After radioactivity, exposure — how much radiation hits us for how long--may be the next biggest attention grabbing word among things nuclear. And, it’s where the regulation of radioactive materials comes in.
The likes of nuclear fuel rods -- which can kill, and quickly — are under federal regulation. At the other end of the spectrum, low-level, naturally occurring radioactive material -- brine that comes out of the ground in shale drilling for example -- is left to the states to regulate.
Asked why state regulation allows most low-level radioactive waste from hydraulic fracturing in Ohio’s Utica shale fields to go into landfills, Tom Stewart of the Ohio Oil & Gas Association says it's because the radiation level is far below being dangerous.
“A Health Department person told the Kasich administration that you could stand beside a brine truck with a hundred barrels of brine in it for 250 days and you still wouldn’t be exposed to more radiation than in a common dental X-ray.”
NORM and TENORM
Those are the official acronyms for low-level radioactive material: NORM--Naturally Occurring Radioactive Material -- and TENORM, Technically Enhanced NORM. That means its natural radiation has been concentrated by human activity, like recycling drilling mud during fracking operations. And TENORM has to be disposed of in specially built landfills, with dramatically higher user fees.
The question for Tom Stewart actually arose from the budget bill made law in July. Within it, lawmakers not only addressed radioactive waste issues in drilling, they mandated that all drill cuttings — the dirt and broken rock from fracking — be automatically classified NORM.
Terry Lodge is a lawyer for several Ohio environmental groups. He calls that a semantic sidestep and a weakening of real regulation.
“By just changing the name, a word game, the Legislature is making is so that where about 20 percent of what comes out of the ground with deep drilling was formerly considered NORM, now 80 percent to 85 percent will be classified that way -- nd exempted from nearly all regulation.”
Lawmakers who supported the change say it was to make regulation simpler by recognizing that all cuttings from drilling are from naturally occurring materials.
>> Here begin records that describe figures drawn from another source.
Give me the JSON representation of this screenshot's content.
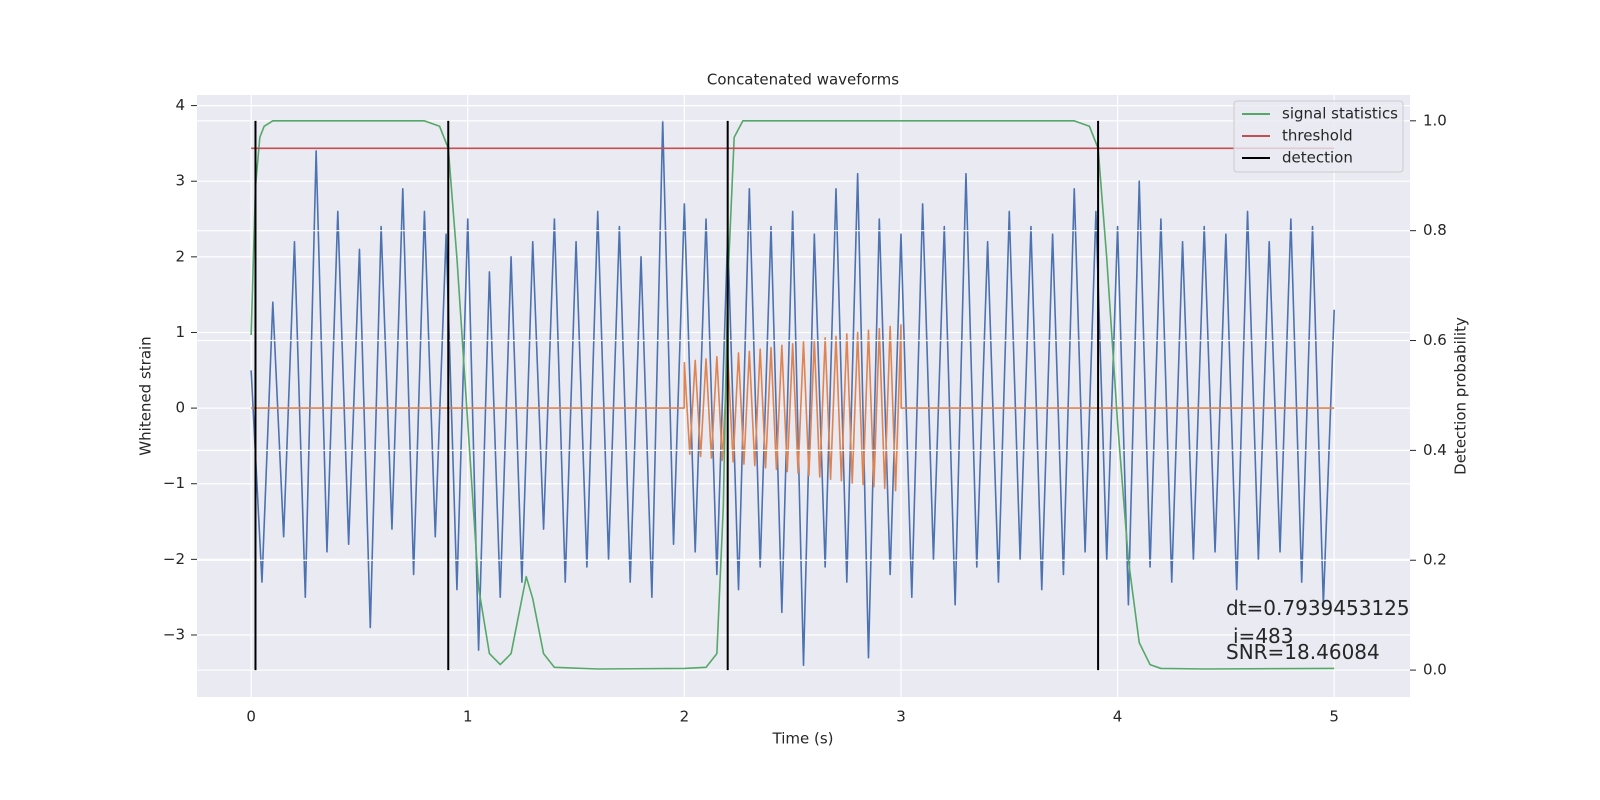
{
  "chart_data": {
    "type": "line",
    "title": "Concatenated waveforms",
    "xlabel": "Time (s)",
    "ylabel": "Whitened strain",
    "y2label": "Detection probability",
    "xlim": [
      -0.25,
      5.35
    ],
    "xticks": [
      0,
      1,
      2,
      3,
      4,
      5
    ],
    "ylim": [
      -3.82,
      4.14
    ],
    "yticks": [
      {
        "value": -3,
        "label": "−3"
      },
      {
        "value": -2,
        "label": "−2"
      },
      {
        "value": -1,
        "label": "−1"
      },
      0,
      1,
      2,
      3,
      4
    ],
    "y2lim": [
      -0.049,
      1.047
    ],
    "y2ticks": [
      {
        "value": 0,
        "label": "0.0"
      },
      0.2,
      0.4,
      0.6,
      0.8,
      {
        "value": 1,
        "label": "1.0"
      }
    ],
    "grid": true,
    "legend_position": "upper right",
    "series": [
      {
        "color": "#4c72b0",
        "x": [
          0,
          0.05,
          0.1,
          0.15,
          0.2,
          0.25,
          0.3,
          0.35,
          0.4,
          0.45,
          0.5,
          0.55,
          0.6,
          0.65,
          0.7,
          0.75,
          0.8,
          0.85,
          0.9,
          0.95,
          1,
          1.05,
          1.1,
          1.15,
          1.2,
          1.25,
          1.3,
          1.35,
          1.4,
          1.45,
          1.5,
          1.55,
          1.6,
          1.65,
          1.7,
          1.75,
          1.8,
          1.85,
          1.9,
          1.95,
          2,
          2.05,
          2.1,
          2.15,
          2.2,
          2.25,
          2.3,
          2.35,
          2.4,
          2.45,
          2.5,
          2.55,
          2.6,
          2.65,
          2.7,
          2.75,
          2.8,
          2.85,
          2.9,
          2.95,
          3,
          3.05,
          3.1,
          3.15,
          3.2,
          3.25,
          3.3,
          3.35,
          3.4,
          3.45,
          3.5,
          3.55,
          3.6,
          3.65,
          3.7,
          3.75,
          3.8,
          3.85,
          3.9,
          3.95,
          4,
          4.05,
          4.1,
          4.15,
          4.2,
          4.25,
          4.3,
          4.35,
          4.4,
          4.45,
          4.5,
          4.55,
          4.6,
          4.65,
          4.7,
          4.75,
          4.8,
          4.85,
          4.9,
          4.95,
          5
        ],
        "values": [
          0.5,
          -2.3,
          1.4,
          -1.7,
          2.2,
          -2.5,
          3.4,
          -1.9,
          2.6,
          -1.8,
          2.1,
          -2.9,
          2.4,
          -1.6,
          2.9,
          -2.2,
          2.6,
          -1.7,
          2.3,
          -2.4,
          2.5,
          -3.2,
          1.8,
          -2.5,
          2.0,
          -2.3,
          2.2,
          -1.6,
          2.5,
          -2.3,
          2.2,
          -2.1,
          2.6,
          -2.0,
          2.4,
          -2.3,
          2.0,
          -2.5,
          3.8,
          -1.8,
          2.7,
          -1.9,
          2.5,
          -2.2,
          2.3,
          -2.4,
          2.9,
          -2.1,
          2.4,
          -2.7,
          2.6,
          -3.4,
          2.3,
          -2.1,
          2.9,
          -2.3,
          3.1,
          -3.3,
          2.5,
          -2.2,
          2.3,
          -2.5,
          2.7,
          -2.0,
          2.4,
          -2.6,
          3.1,
          -2.1,
          2.2,
          -2.3,
          2.6,
          -2.0,
          2.4,
          -2.4,
          2.3,
          -2.2,
          2.9,
          -1.9,
          2.6,
          -2.0,
          2.4,
          -2.6,
          3.0,
          -2.1,
          2.5,
          -2.3,
          2.2,
          -2.0,
          2.4,
          -1.9,
          2.3,
          -2.4,
          2.6,
          -2.0,
          2.2,
          -1.9,
          2.5,
          -2.3,
          2.4,
          -2.6,
          1.3
        ]
      },
      {
        "color": "#dd8452",
        "x": [
          0,
          1.999,
          2,
          2.025,
          2.05,
          2.075,
          2.1,
          2.125,
          2.15,
          2.175,
          2.2,
          2.225,
          2.25,
          2.275,
          2.3,
          2.325,
          2.35,
          2.375,
          2.4,
          2.425,
          2.45,
          2.475,
          2.5,
          2.525,
          2.55,
          2.575,
          2.6,
          2.625,
          2.65,
          2.675,
          2.7,
          2.725,
          2.75,
          2.775,
          2.8,
          2.825,
          2.85,
          2.875,
          2.9,
          2.925,
          2.95,
          2.975,
          3,
          3.001,
          5
        ],
        "values": [
          0,
          0,
          0.6,
          -0.61,
          0.63,
          -0.64,
          0.65,
          -0.66,
          0.68,
          -0.69,
          0.7,
          -0.71,
          0.73,
          -0.74,
          0.75,
          -0.76,
          0.78,
          -0.79,
          0.8,
          -0.81,
          0.83,
          -0.84,
          0.85,
          -0.86,
          0.88,
          -0.89,
          0.9,
          -0.91,
          0.93,
          -0.94,
          0.95,
          -0.96,
          0.98,
          -0.99,
          1.0,
          -1.01,
          1.03,
          -1.04,
          1.05,
          -1.06,
          1.08,
          -1.09,
          1.1,
          0,
          0
        ]
      },
      {
        "name": "signal statistics",
        "color": "#55a868",
        "axis": "y2",
        "x": [
          0,
          0.02,
          0.04,
          0.06,
          0.1,
          0.8,
          0.87,
          0.91,
          0.95,
          1.0,
          1.05,
          1.1,
          1.15,
          1.2,
          1.25,
          1.27,
          1.3,
          1.35,
          1.4,
          1.6,
          2.0,
          2.1,
          2.15,
          2.18,
          2.2,
          2.23,
          2.27,
          2.4,
          3.8,
          3.87,
          3.91,
          3.95,
          4.0,
          4.05,
          4.1,
          4.15,
          4.2,
          4.4,
          5
        ],
        "values": [
          0.61,
          0.88,
          0.97,
          0.99,
          1.0,
          1.0,
          0.99,
          0.95,
          0.75,
          0.45,
          0.15,
          0.03,
          0.01,
          0.03,
          0.13,
          0.17,
          0.13,
          0.03,
          0.005,
          0.002,
          0.003,
          0.005,
          0.03,
          0.3,
          0.7,
          0.97,
          1.0,
          1.0,
          1.0,
          0.99,
          0.95,
          0.75,
          0.45,
          0.2,
          0.05,
          0.01,
          0.003,
          0.002,
          0.003
        ]
      },
      {
        "name": "threshold",
        "color": "#c44e52",
        "axis": "y2",
        "x": [
          0,
          5
        ],
        "values": [
          0.95,
          0.95
        ]
      }
    ],
    "detections": {
      "name": "detection",
      "color": "#000000",
      "x": [
        0.02,
        0.91,
        2.2,
        3.91
      ],
      "span": [
        0,
        1
      ]
    },
    "annotations": [
      "dt=0.7939453125",
      "i=483",
      "SNR=18.46084"
    ]
  }
}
But, Lodge says legislators were just trying to push the shale boom by making it cheaper for drillers to dump the massive solid waste from modern horizontal drilling in regular landfills instead of special ones, and by doing away with waste reporting and tracking requirements in the process.
State regulators say “not so.” Ohio Department of Natural Resources Division of Gas and Oil Director Richard Simmers says uncontaminated drill cuttings — which he says most of the cuttings are -- would not trigger special disposal requirements in any event. So there is no cost savings issue. And, as for reporting and tracking, he contends that the requirements are even greater with the new rules.
Attorney Lodge and others who oppose the state’s approach also say that the Legislature focused enforcement power with the Ohio Department of Natural Resources, where drillers have a long relationship with regulators. They say the other two state agencies involved in regulating radioactive material, Ohio EPA and the Ohio Department of Health, have been shunted aside by what he calls the “undisputed alpha of fracking regulation.”
Ohio EPA Chief Scott Nally counters that his organization is more heavily involved in regulating radioactive waste than ever because of the three-way set up state lawmakers created in which the agencies collaborate.
Multi-headed or otherwise, Lodge says there is skepticism among his clients and scientists in the environmentalist community over whether Ohio’s NORM and TENORM disposal strategy will be effective at all. He says about 6 percent of current modern landfills are leaking. And that in approximately 100 years’ time they will all leak.
“We’re just kicking the can down the road…and not very far."
Ohio currently has 39 licensed landfills in operation.